YOUR SOLIN GENERATED RECIPE
Seared Salmon with Roasted Cauliflower and Asparagus
Pan-seared salmon fillet served with oven-roasted cauliflower and tender asparagus, finished with a squeeze of fresh lemon and a sprinkle of flaky sea salt.
INGREDIENTS
6 ounces Salmon Fillet
1 cup Cauliflower florets
5 spears Asparagus
1 teaspoon Extra Virgin Olive Oil
1 tablespoon Lemon Juice
1 clove Garlic, minced
PREPARATION
Preheat your oven to 400°F.
Toss the cauliflower florets and asparagus spears with half of the olive oil, minced garlic, salt, and pepper.
Spread the vegetables in a single layer on a parchment-lined baking sheet and roast for 15-20 minutes until tender and slightly browned.

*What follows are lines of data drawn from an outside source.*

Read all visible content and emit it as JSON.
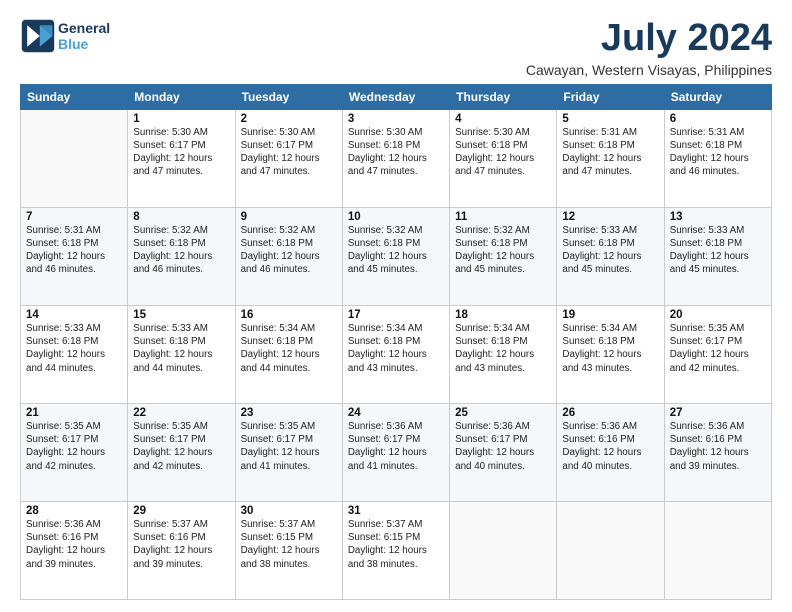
{
  "logo": {
    "line1": "General",
    "line2": "Blue"
  },
  "title": "July 2024",
  "location": "Cawayan, Western Visayas, Philippines",
  "days_header": [
    "Sunday",
    "Monday",
    "Tuesday",
    "Wednesday",
    "Thursday",
    "Friday",
    "Saturday"
  ],
  "weeks": [
    [
      {
        "num": "",
        "info": ""
      },
      {
        "num": "1",
        "info": "Sunrise: 5:30 AM\nSunset: 6:17 PM\nDaylight: 12 hours\nand 47 minutes."
      },
      {
        "num": "2",
        "info": "Sunrise: 5:30 AM\nSunset: 6:17 PM\nDaylight: 12 hours\nand 47 minutes."
      },
      {
        "num": "3",
        "info": "Sunrise: 5:30 AM\nSunset: 6:18 PM\nDaylight: 12 hours\nand 47 minutes."
      },
      {
        "num": "4",
        "info": "Sunrise: 5:30 AM\nSunset: 6:18 PM\nDaylight: 12 hours\nand 47 minutes."
      },
      {
        "num": "5",
        "info": "Sunrise: 5:31 AM\nSunset: 6:18 PM\nDaylight: 12 hours\nand 47 minutes."
      },
      {
        "num": "6",
        "info": "Sunrise: 5:31 AM\nSunset: 6:18 PM\nDaylight: 12 hours\nand 46 minutes."
      }
    ],
    [
      {
        "num": "7",
        "info": "Sunrise: 5:31 AM\nSunset: 6:18 PM\nDaylight: 12 hours\nand 46 minutes."
      },
      {
        "num": "8",
        "info": "Sunrise: 5:32 AM\nSunset: 6:18 PM\nDaylight: 12 hours\nand 46 minutes."
      },
      {
        "num": "9",
        "info": "Sunrise: 5:32 AM\nSunset: 6:18 PM\nDaylight: 12 hours\nand 46 minutes."
      },
      {
        "num": "10",
        "info": "Sunrise: 5:32 AM\nSunset: 6:18 PM\nDaylight: 12 hours\nand 45 minutes."
      },
      {
        "num": "11",
        "info": "Sunrise: 5:32 AM\nSunset: 6:18 PM\nDaylight: 12 hours\nand 45 minutes."
      },
      {
        "num": "12",
        "info": "Sunrise: 5:33 AM\nSunset: 6:18 PM\nDaylight: 12 hours\nand 45 minutes."
      },
      {
        "num": "13",
        "info": "Sunrise: 5:33 AM\nSunset: 6:18 PM\nDaylight: 12 hours\nand 45 minutes."
      }
    ],
    [
      {
        "num": "14",
        "info": "Sunrise: 5:33 AM\nSunset: 6:18 PM\nDaylight: 12 hours\nand 44 minutes."
      },
      {
        "num": "15",
        "info": "Sunrise: 5:33 AM\nSunset: 6:18 PM\nDaylight: 12 hours\nand 44 minutes."
      },
      {
        "num": "16",
        "info": "Sunrise: 5:34 AM\nSunset: 6:18 PM\nDaylight: 12 hours\nand 44 minutes."
      },
      {
        "num": "17",
        "info": "Sunrise: 5:34 AM\nSunset: 6:18 PM\nDaylight: 12 hours\nand 43 minutes."
      },
      {
        "num": "18",
        "info": "Sunrise: 5:34 AM\nSunset: 6:18 PM\nDaylight: 12 hours\nand 43 minutes."
      },
      {
        "num": "19",
        "info": "Sunrise: 5:34 AM\nSunset: 6:18 PM\nDaylight: 12 hours\nand 43 minutes."
      },
      {
        "num": "20",
        "info": "Sunrise: 5:35 AM\nSunset: 6:17 PM\nDaylight: 12 hours\nand 42 minutes."
      }
    ],
    [
      {
        "num": "21",
        "info": "Sunrise: 5:35 AM\nSunset: 6:17 PM\nDaylight: 12 hours\nand 42 minutes."
      },
      {
        "num": "22",
        "info": "Sunrise: 5:35 AM\nSunset: 6:17 PM\nDaylight: 12 hours\nand 42 minutes."
      },
      {
        "num": "23",
        "info": "Sunrise: 5:35 AM\nSunset: 6:17 PM\nDaylight: 12 hours\nand 41 minutes."
      },
      {
        "num": "24",
        "info": "Sunrise: 5:36 AM\nSunset: 6:17 PM\nDaylight: 12 hours\nand 41 minutes."
      },
      {
        "num": "25",
        "info": "Sunrise: 5:36 AM\nSunset: 6:17 PM\nDaylight: 12 hours\nand 40 minutes."
      },
      {
        "num": "26",
        "info": "Sunrise: 5:36 AM\nSunset: 6:16 PM\nDaylight: 12 hours\nand 40 minutes."
      },
      {
        "num": "27",
        "info": "Sunrise: 5:36 AM\nSunset: 6:16 PM\nDaylight: 12 hours\nand 39 minutes."
      }
    ],
    [
      {
        "num": "28",
        "info": "Sunrise: 5:36 AM\nSunset: 6:16 PM\nDaylight: 12 hours\nand 39 minutes."
      },
      {
        "num": "29",
        "info": "Sunrise: 5:37 AM\nSunset: 6:16 PM\nDaylight: 12 hours\nand 39 minutes."
      },
      {
        "num": "30",
        "info": "Sunrise: 5:37 AM\nSunset: 6:15 PM\nDaylight: 12 hours\nand 38 minutes."
      },
      {
        "num": "31",
        "info": "Sunrise: 5:37 AM\nSunset: 6:15 PM\nDaylight: 12 hours\nand 38 minutes."
      },
      {
        "num": "",
        "info": ""
      },
      {
        "num": "",
        "info": ""
      },
      {
        "num": "",
        "info": ""
      }
    ]
  ]
}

While the vegetables roast, season the salmon fillet with a pinch of salt and pepper.
Heat the remaining olive oil in a non-stick skillet over medium-high heat.
Place the salmon in the pan skin-side down and sear for 4-5 minutes until the skin is crispy.
Flip the fillet and cook for an additional 2-3 minutes until the salmon is golden and cooked to your desired doneness.
Plate the seared salmon alongside the roasted vegetables and finish with a fresh squeeze of lemon juice.